When you see the above mentioned signs, remove weight and plate, rinse them off and set aside while you taste the kraut. I generally take a forkful from the middle to taste. It will start to get tangy like vinegar. One thing you can try is harvesting small amounts at a time in order to get a sense of the various flavor stages it moves through as the process develops.
Make sure to repack the kraut each time you remove some. If the process goes too far, the kraut begins to get soft or mushy and unpleasant tasting. You will mostly likely have harvested it long before it gets to that point though so don't worry about that.

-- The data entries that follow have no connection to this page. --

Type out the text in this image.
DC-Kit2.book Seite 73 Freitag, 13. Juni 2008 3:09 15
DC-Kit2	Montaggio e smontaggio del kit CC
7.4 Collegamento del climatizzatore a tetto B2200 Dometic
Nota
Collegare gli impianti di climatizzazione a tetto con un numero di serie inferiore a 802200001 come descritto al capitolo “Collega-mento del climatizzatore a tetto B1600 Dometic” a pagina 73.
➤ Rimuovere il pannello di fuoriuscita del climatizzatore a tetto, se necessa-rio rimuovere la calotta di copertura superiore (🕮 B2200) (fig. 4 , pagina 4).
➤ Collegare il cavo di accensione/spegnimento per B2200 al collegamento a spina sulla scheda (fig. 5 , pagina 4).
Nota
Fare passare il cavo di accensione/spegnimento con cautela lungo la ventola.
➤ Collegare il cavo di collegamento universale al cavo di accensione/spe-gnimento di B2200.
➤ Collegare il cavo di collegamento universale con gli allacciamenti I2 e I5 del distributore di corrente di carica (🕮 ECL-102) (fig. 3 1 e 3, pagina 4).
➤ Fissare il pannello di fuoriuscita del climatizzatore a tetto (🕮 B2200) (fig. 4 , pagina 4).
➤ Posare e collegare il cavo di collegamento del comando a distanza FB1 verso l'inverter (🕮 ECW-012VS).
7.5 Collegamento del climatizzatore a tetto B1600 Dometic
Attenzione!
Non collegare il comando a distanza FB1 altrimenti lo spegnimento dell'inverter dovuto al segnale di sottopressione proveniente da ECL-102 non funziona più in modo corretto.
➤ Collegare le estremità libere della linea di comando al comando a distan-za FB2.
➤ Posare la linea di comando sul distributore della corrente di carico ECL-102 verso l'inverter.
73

When you are ready to harvest it, scoop the kraut into glass jars, adding juice and packing each one so the brine covers the kraut, and put them in the fridge. You're done! Now enjoy a scoop or three on anything you can think of. There have been many times when I added kraut to something convinced that its flavor would not compliment the dish and have been wrong every time. I like it with just about everything but dessert. Eating kraut and/or other cultured foods daily will improve digestion and assimilation of nutrients. Cooking the kraut will kill the healthy probiotic strains of bacteria and destroy the enzymes. Remember, your kraut is alive!
Have fun experimenting with your own recipes and share liberally with your friends and family. Be well!